Updated

It may sound like an upbeat outcome to a messy quarrel, but "reconciliation" is hardly a smooth political solution on Capitol Hill.

Reconciliation is a seldom-used and controversial tactic that allows bills to be passed in the Senate with only a simple majority of votes, and Democrats said this week they are considering it as part of a plan to push through their stalled health care reform legislation in the face of entrenched Republican opposition.

"I think a decision has just been made -- we're just going to go ahead" with a reconciliation bill, Sen. Tom Harkin, D-Iowa, told reporters on Friday.

So what is reconciliation and why has it been described as political dynamite?

Under reconciliation,, 51 senators can amend a bill, bypassing the need for a 60-vote majority to hold off Republican delaying tactics, in particular a filibuster. Debate is limited to a maximum of 20 hours.

But legislation passed by reconciliation can only affect budget revenue, government spending and taxes.

And given that it has the potential to diffuse one of the few weapons in the minority party's arsenal, it generally has been seen as a tactic of last resort.

House Minority Leader John Boehner, R-Ohio, and House Minority Whip Eric Cantor, R-Va., wrote to White House Chief of Staff Rahm Emanuel this week urging the administration to take reconciliation off the table as an "important show of good faith to Republicans and the American people."

"The existence of any kind of backroom health care deal among the White House and Democratic leaders would certainly make a mockery of the president's stated desire to have a 'bipartisan' and 'transparent' dialogue on this issue," Boehner, Cantor, and Pence wrote. "To ensure we can move forward in good faith, we ask that you publicly disavow these reports and assure the American people that Democratic leadership is not putting together any kind of backroom health care deal or plotting any kind of legislative trickery to pass it."

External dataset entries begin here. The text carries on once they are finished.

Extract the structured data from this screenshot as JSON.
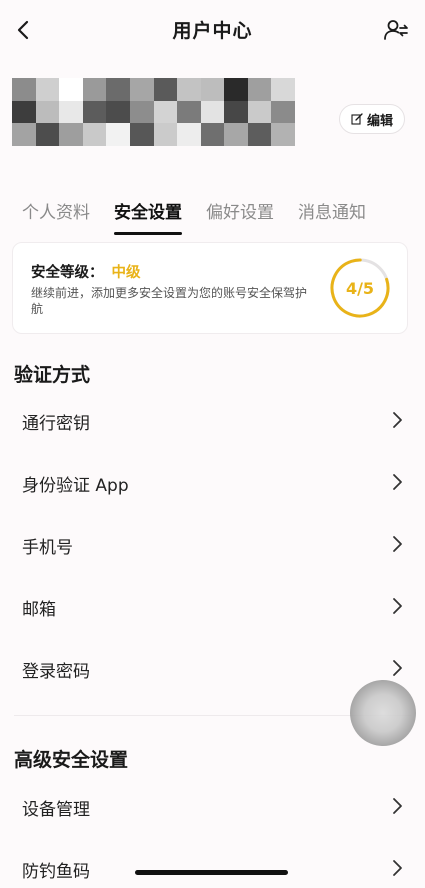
{
  "header": {
    "title": "用户中心",
    "back_icon": "chevron-left-icon",
    "right_icon": "user-switch-icon"
  },
  "profile": {
    "edit_label": "编辑",
    "edit_icon": "edit-icon"
  },
  "tabs": [
    {
      "label": "个人资料",
      "active": false
    },
    {
      "label": "安全设置",
      "active": true
    },
    {
      "label": "偏好设置",
      "active": false
    },
    {
      "label": "消息通知",
      "active": false
    }
  ],
  "security": {
    "level_label": "安全等级：",
    "level_value": "中级",
    "description": "继续前进，添加更多安全设置为您的账号安全保驾护航",
    "progress_text": "4/5",
    "progress_fraction": 0.8,
    "accent_color": "#e9b318"
  },
  "verification": {
    "title": "验证方式",
    "items": [
      {
        "label": "通行密钥"
      },
      {
        "label": "身份验证 App"
      },
      {
        "label": "手机号"
      },
      {
        "label": "邮箱"
      },
      {
        "label": "登录密码"
      }
    ]
  },
  "advanced": {
    "title": "高级安全设置",
    "items": [
      {
        "label": "设备管理"
      },
      {
        "label": "防钓鱼码"
      }
    ]
  }
}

The tactic was created in 1974 to fast-track deficit-reduction efforts but has been used by both parties for a host of domestic initiatives, including COBRA, welfare reform, student aid reform, expanded Medicaid eligibility and increases in the earned income tax credit.

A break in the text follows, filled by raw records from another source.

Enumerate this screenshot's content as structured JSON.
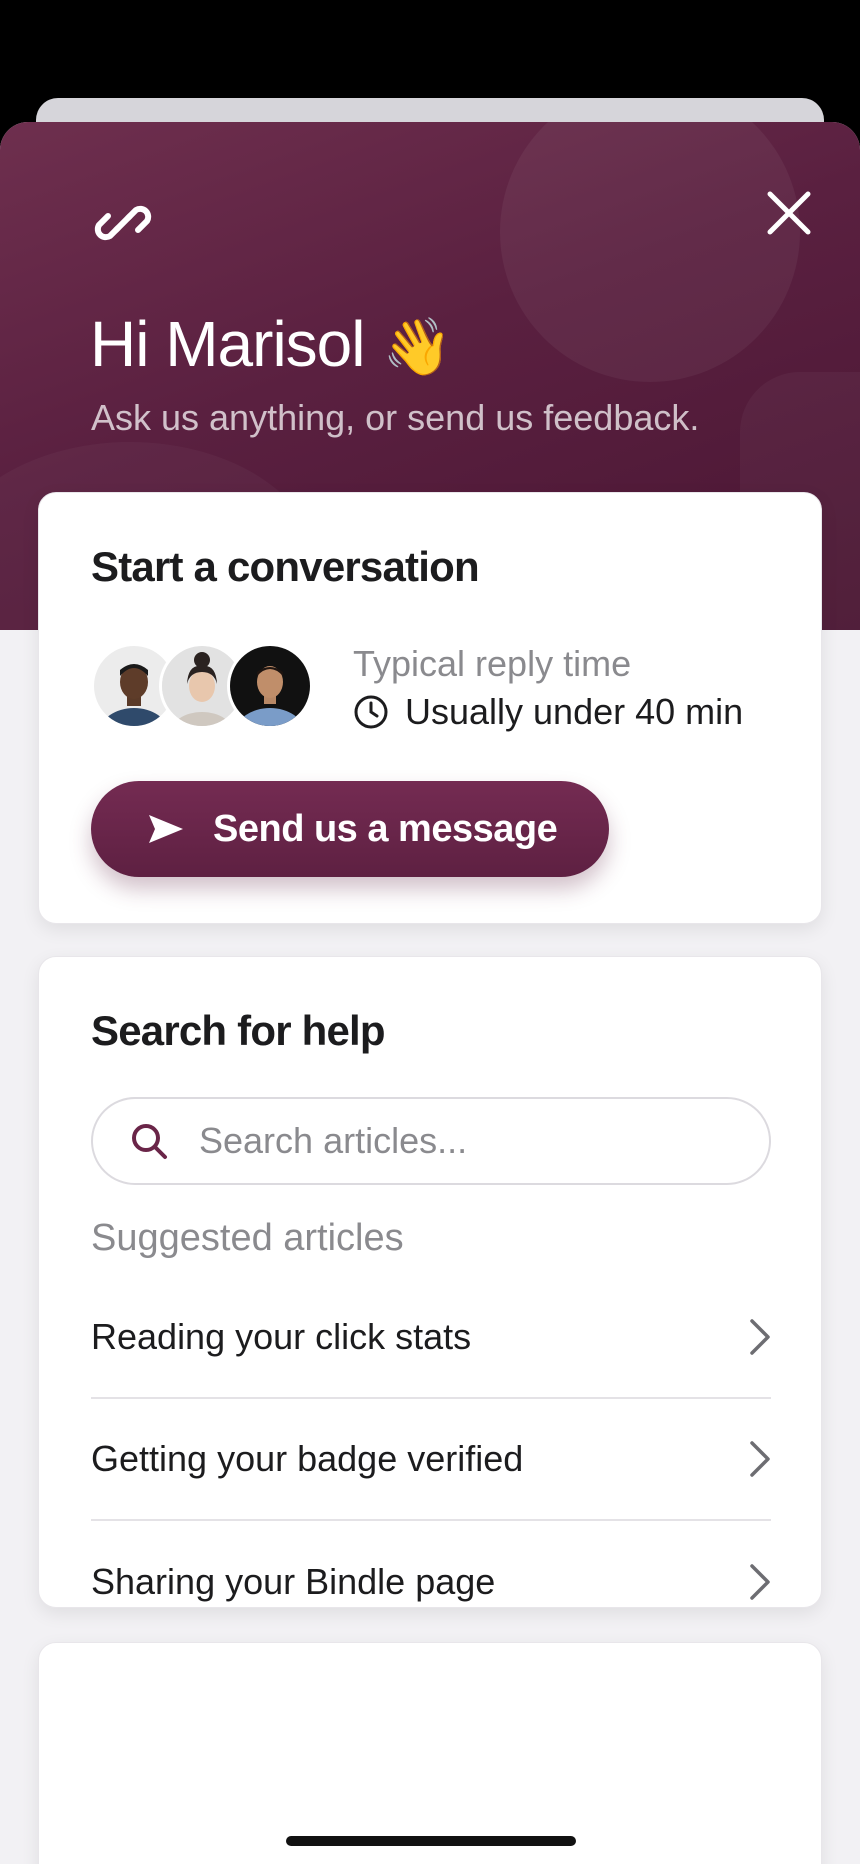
{
  "header": {
    "greeting": "Hi Marisol",
    "wave_emoji": "👋",
    "subtitle": "Ask us anything, or send us feedback.",
    "icons": {
      "logo": "link-icon",
      "close": "close-icon"
    }
  },
  "conversation": {
    "title": "Start a conversation",
    "reply_label": "Typical reply time",
    "reply_value": "Usually under 40 min",
    "button_label": "Send us a message",
    "accent_color": "#6a2548"
  },
  "help": {
    "title": "Search for help",
    "search_placeholder": "Search articles...",
    "suggested_label": "Suggested articles",
    "articles": [
      {
        "label": "Reading your click stats"
      },
      {
        "label": "Getting your badge verified"
      },
      {
        "label": "Sharing your Bindle page"
      }
    ]
  }
}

While Republicans are fiercely opposed to reconciliation, they used the tactic to push through former President Bush's massive tax cuts in 2001 and 2003 and to approve oil drilling in the Arctic National Wildlife Refuge.

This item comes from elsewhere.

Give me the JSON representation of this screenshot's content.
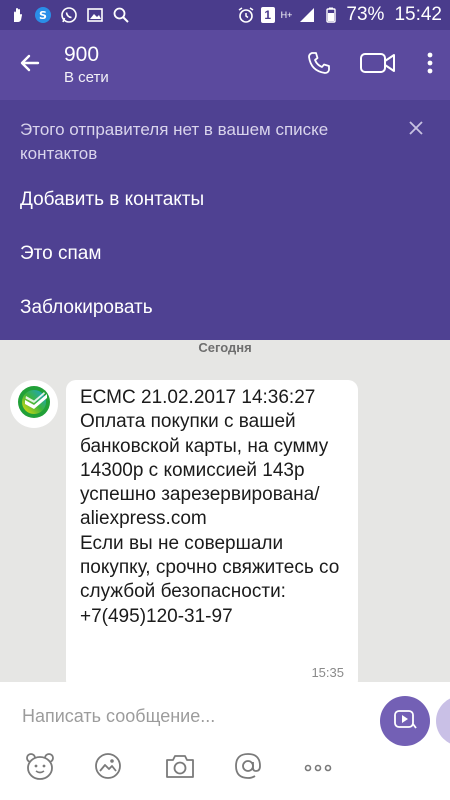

Democrats increasingly have looked to reconciliation as viable option since Republican Scott Brown won a special election last month in Massachusetts to become the state's new U.S. senator, depriving Democrats of their 60-vote supermajority and sidelining the health care reform bills passed both the House and Senate late last year.

If Democrats decide to use reconciliation for health care, House Democrats first would have to hold their nose and approve a Senate bill that was passed Christmas Eve, sending it along on for President Obama to sign. Then the Senate would use reconciliation to make the changes that address some of the major substantive concerns that have been raised.

Senate Democratic leaders prefer not to go the reconciliation route. Moderate Democrats are resistant, and Republicans are urged Democrats to abandon the idea.

But some Democrats believe the threat of reconciliation will be an effective negotiating tool going into the bipartisan health care reform summit scheduled for later this month.